When moving large blocks, or carrying heavy loads, the legs exert most of the force. If you look at most mammals, the rear legs are much thicker and more muscular. When the legs are stressed by a heavy load, the body releases anabolic hormones (e.g., T, GH, IGF-1, mGF) to promote muscle growth so that the load can be more easily handled next time it is encountered. This is the effect that is being simulated in the gym. The joints and digits of the upper body are not designed to handle equally heavy loads and the relative muscle mass is less than the legs, perhaps explaining why working the arms and chest do not stimulate a similar increase in T and GH. It is possible that the hormone response is mass-dependent, and that men with considerably greater upper body muscle mass might be able to generate a T and GH peak.8
Numerous studies, many co-authored by Dr. Kraemer, have documented the T and GH response to specific weight-training protocols.9, 10 The general pattern is for multiple exercises, multiple sets, heavy loads, and short rest periods between sets. Logically, boosting T and GH, especially in conjunction with exercise, should increase the mass and strength gains. However, some studies have shown no effect, leading many to state empirically that the anabolic hormone response seen during exercise provides no added benefit.11 Dr. Ronnestad and colleagues reviewed the literature, noting that the protocols used in studies that showed no benefit peformed the leg exercises (the anabolic signal) after the arm exercises; also, one study used a separate group of subjects as controls, rather than the opposite arm in the same person.12-14 Differences between individuals can blur the significance of many outcomes.
In their study, Ronnestad, et al. had the subject perform the leg exercises first so that the maximal anabolic signaling was occurring as the arms were being exercised, rather than after. Also, the design used the other arm as the control (performing the same workout on non-leg training days) so there was no between-individual variation in diet, lifestyle, or genetics.
Having said all that, what was the degree of benefit to the subjects? By performing the prescribed leg exercises first, the increase in 1RM increased by 21 percent in 11 weeks (the subjects were not trained lifters or athletes).1 By comparison, the opposite arm increased 1RM by 14 percent, still an impressive gain, but 50 percent less than the “anabolic group.” It appears that the timing of the hormonal release is a more significant factor than had been previously appreciated. The short window of opportunity suggests the effects may be dependent upon non-genomic androgen responses, though that was not addressed in the study. Incidentally, the legs also benefited from the training with a 23 percent increase in 1RM in the leg presses.

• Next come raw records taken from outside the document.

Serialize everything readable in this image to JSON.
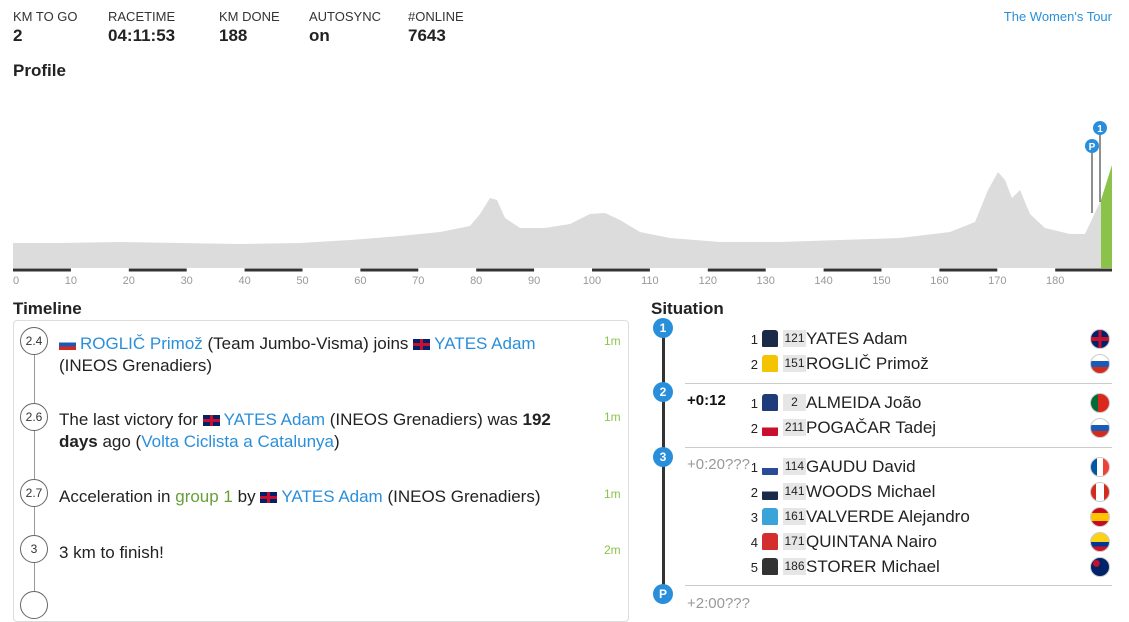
{
  "header": {
    "stats": [
      {
        "label": "KM TO GO",
        "value": "2"
      },
      {
        "label": "RACETIME",
        "value": "04:11:53"
      },
      {
        "label": "KM DONE",
        "value": "188"
      },
      {
        "label": "AUTOSYNC",
        "value": "on"
      },
      {
        "label": "#ONLINE",
        "value": "7643"
      }
    ],
    "link": "The Women's Tour"
  },
  "profile": {
    "title": "Profile",
    "km_ticks": [
      0,
      10,
      20,
      30,
      40,
      50,
      60,
      70,
      80,
      90,
      100,
      110,
      120,
      130,
      140,
      150,
      160,
      170,
      180
    ],
    "markers": [
      "P",
      "1"
    ]
  },
  "timeline": {
    "title": "Timeline",
    "items": [
      {
        "km": "2.4",
        "parts": [
          "ROGLIČ Primož",
          " (Team Jumbo-Visma) joins ",
          "YATES Adam",
          " (INEOS Grenadiers)"
        ],
        "time": "1m"
      },
      {
        "km": "2.6",
        "parts": [
          "The last victory for ",
          "YATES Adam",
          " (INEOS Grenadiers) was ",
          "192 days",
          " ago (",
          "Volta Ciclista a Catalunya",
          ")"
        ],
        "time": "1m"
      },
      {
        "km": "2.7",
        "parts": [
          "Acceleration in ",
          "group 1",
          " by ",
          "YATES Adam",
          " (INEOS Grenadiers)"
        ],
        "time": "1m"
      },
      {
        "km": "3",
        "parts": [
          "3 km to finish!"
        ],
        "time": "2m"
      }
    ]
  },
  "situation": {
    "title": "Situation",
    "groups": [
      {
        "badge": "1",
        "riders": [
          {
            "pos": "1",
            "bib": "121",
            "name": "YATES Adam"
          },
          {
            "pos": "2",
            "bib": "151",
            "name": "ROGLIČ Primož"
          }
        ]
      },
      {
        "badge": "2",
        "gap": "+0:12",
        "riders": [
          {
            "pos": "1",
            "bib": "2",
            "name": "ALMEIDA João"
          },
          {
            "pos": "2",
            "bib": "211",
            "name": "POGAČAR Tadej"
          }
        ]
      },
      {
        "badge": "3",
        "gap": "+0:20???",
        "riders": [
          {
            "pos": "1",
            "bib": "114",
            "name": "GAUDU David"
          },
          {
            "pos": "2",
            "bib": "141",
            "name": "WOODS Michael"
          },
          {
            "pos": "3",
            "bib": "161",
            "name": "VALVERDE Alejandro"
          },
          {
            "pos": "4",
            "bib": "171",
            "name": "QUINTANA Nairo"
          },
          {
            "pos": "5",
            "bib": "186",
            "name": "STORER Michael"
          }
        ]
      },
      {
        "badge": "P",
        "gap": "+2:00???",
        "riders": []
      }
    ]
  }
}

Size matters, and while both arms saw a similar increase in cross-sectional area (girth) of 10-12 percent, the pattern of increase was different. Both groups had size gains in the mid-portion of the biceps and brachialis, but only the “anabolic” group had an increase toward the distal end of the muscles (toward the elbow). This is the largest portion of the muscles, and possibly the most dependent upon anabolic signaling for growth.1 The measures were taken by an MRI (an X-ray like machine) with the arms extended. It would have been interesting to compare the flexed measures of the two groups.